We’re marking Shakespeare’s birthday (23 April) in the seaside town of Skegness, performing Romeo and Juliet in a local school and the town’s Embassy Theatre.
Our performances in Skegness are part of our First Encounters with Shakespeare 12-week tour to schools and theatres around England. It's one of the many ways we work with young people and teachers to boost children’s academic, social and emotional development.
Skegness school children will be joined by Geoff Barton, former headteacher, trade union leader and chair of the Oracy Commission, who has joined the RSC Board.

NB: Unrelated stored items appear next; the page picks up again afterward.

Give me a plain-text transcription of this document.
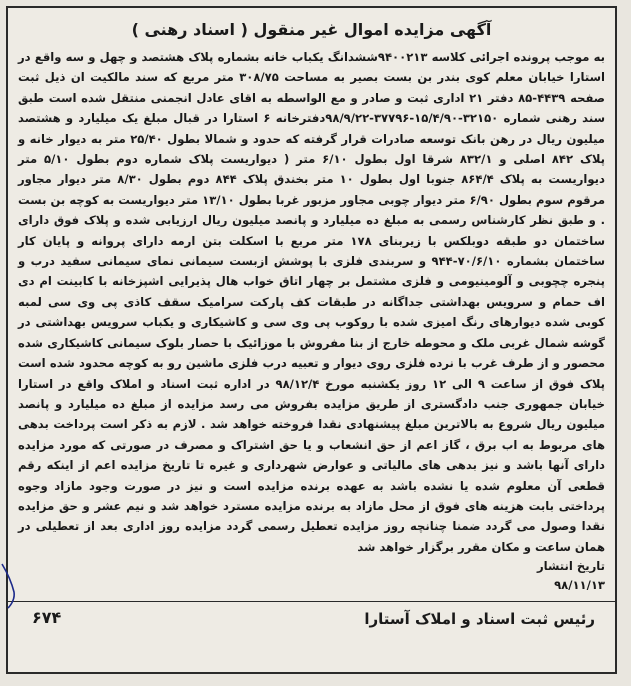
آگهی مزایده اموال غیر منقول ( اسناد رهنی )
به موجب پرونده اجرائی کلاسه ۹۴۰۰۲۱۳ششدانگ یکباب خانه بشماره پلاک هشتصد و چهل و سه واقع در استارا خیابان معلم کوی بندر بن بست بصیر به مساحت ۳۰۸/۷۵ متر مربع که سند مالکیت ان ذیل ثبت صفحه ۴۴۳۹-۸۵ دفتر ۲۱ اداری ثبت و صادر و مع الواسطه به اقای عادل انجمنی منتقل شده است طبق سند رهنی شماره ۳۲۱۵۰-۱۵/۴/۹۰-۳۷۷۹۶-۹۸/۹/۲۲دفترخانه ۶ استارا در قبال مبلغ یک میلیارد و هشتصد میلیون ریال در رهن بانک توسعه صادرات قرار گرفته که حدود و شمالا بطول ۲۵/۴۰ متر به دیوار خانه و پلاک ۸۴۲ اصلی و ۸۳۲/۱ شرقا اول بطول ۶/۱۰ متر ( دیواریست پلاک شماره دوم بطول ۵/۱۰ متر دیواریست به پلاک ۸۶۴/۴ جنوبا اول بطول ۱۰ متر بخندق پلاک ۸۴۴ دوم بطول ۸/۳۰ متر دیوار مجاور مرقوم سوم بطول ۶/۹۰ متر دیوار چوبی مجاور مزبور غربا بطول ۱۳/۱۰ متر دیواریست به کوچه بن بست . و طبق نظر کارشناس رسمی به مبلغ ده میلیارد و پانصد میلیون ریال ارزیابی شده و پلاک فوق دارای ساختمان دو طبقه دوبلکس با زیربنای ۱۷۸ متر مربع با اسکلت بتن ارمه دارای پروانه و پایان کار ساختمان بشماره ۷۰/۶/۱۰-۹۴۴ و سربندی فلزی با پوشش ازبست سیمانی نمای سیمانی سفید درب و پنجره چچوبی و آلومینیومی و فلزی مشتمل بر چهار اتاق خواب هال پذیرایی اشپزخانه با کابینت ام دی اف حمام و سرویس بهداشتی جداگانه در طبقات کف پارکت سرامیک سقف کاذی پی وی سی لمبه کوبی شده دیوارهای رنگ امیزی شده با روکوب پی وی سی و کاشیکاری و یکباب سرویس بهداشتی در گوشه شمال غربی ملک و محوطه خارج از بنا مفروش با موزائیک با حصار بلوک سیمانی کاشیکاری شده محصور و از طرف غرب با نرده فلزی روی دیوار و تعبیه درب فلزی ماشین رو به کوچه محدود شده است پلاک فوق از ساعت ۹ الی ۱۲ روز یکشنبه مورخ ۹۸/۱۲/۴ در اداره ثبت اسناد و املاک واقع در استارا خیابان جمهوری جنب دادگستری از طریق مزایده بفروش می رسد مزایده از مبلغ ده میلیارد و پانصد میلیون ریال شروع به بالاترین مبلغ پیشنهادی نقدا فروخته خواهد شد . لازم به ذکر است پرداخت بدهی های مربوط به اب برق ، گاز اعم از حق انشعاب و یا حق اشتراک و مصرف در صورتی که مورد مزایده دارای آنها باشد و نیز بدهی های مالیاتی و عوارض شهرداری و غیره تا تاریخ مزایده اعم از اینکه رقم قطعی آن معلوم شده یا نشده باشد به عهده برنده مزایده است و نیز در صورت وجود مازاد وجوه پرداختی بابت هزینه های فوق از محل مازاد به برنده مزایده مسترد خواهد شد و نیم عشر و حق مزایده نقدا وصول می گردد ضمنا چنانچه روز مزایده تعطیل رسمی گردد مزایده روز اداری بعد از تعطیلی در همان ساعت و مکان مقرر برگزار خواهد شد
تاریخ انتشار
۹۸/۱۱/۱۳
رئیس ثبت اسناد و املاک آستارا
۶۷۴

The performances are part of a new long-term partnership between the RSC, the area’s local leisure and culture trust, Magna Vitae and schools from the Greenwood Academies Trust. Our partnerships with schools and theatres across England use the combination of Shakespeare’s plays and rehearsal room practices to raise aspirations and contribute to better life outcomes for children and young people.
Time to act
The impact of our learning work is shown through new research, Time To Act, funded by the Paul Hamlyn Foundation. This groundbreaking study gives evidence that teaching Shakespeare using RSC approaches improves children’s literacy, as well as fostering key life and work skills such as communication, problem-solving and critical thinking.
As a result of these research findings, we are working with Arts & Culture Finance, which supports arts and cultural organisations that benefit lives and communities, to pilot a new approach to funding arts education, with investors making payments as targets showing the impact of the work on children's lives are met.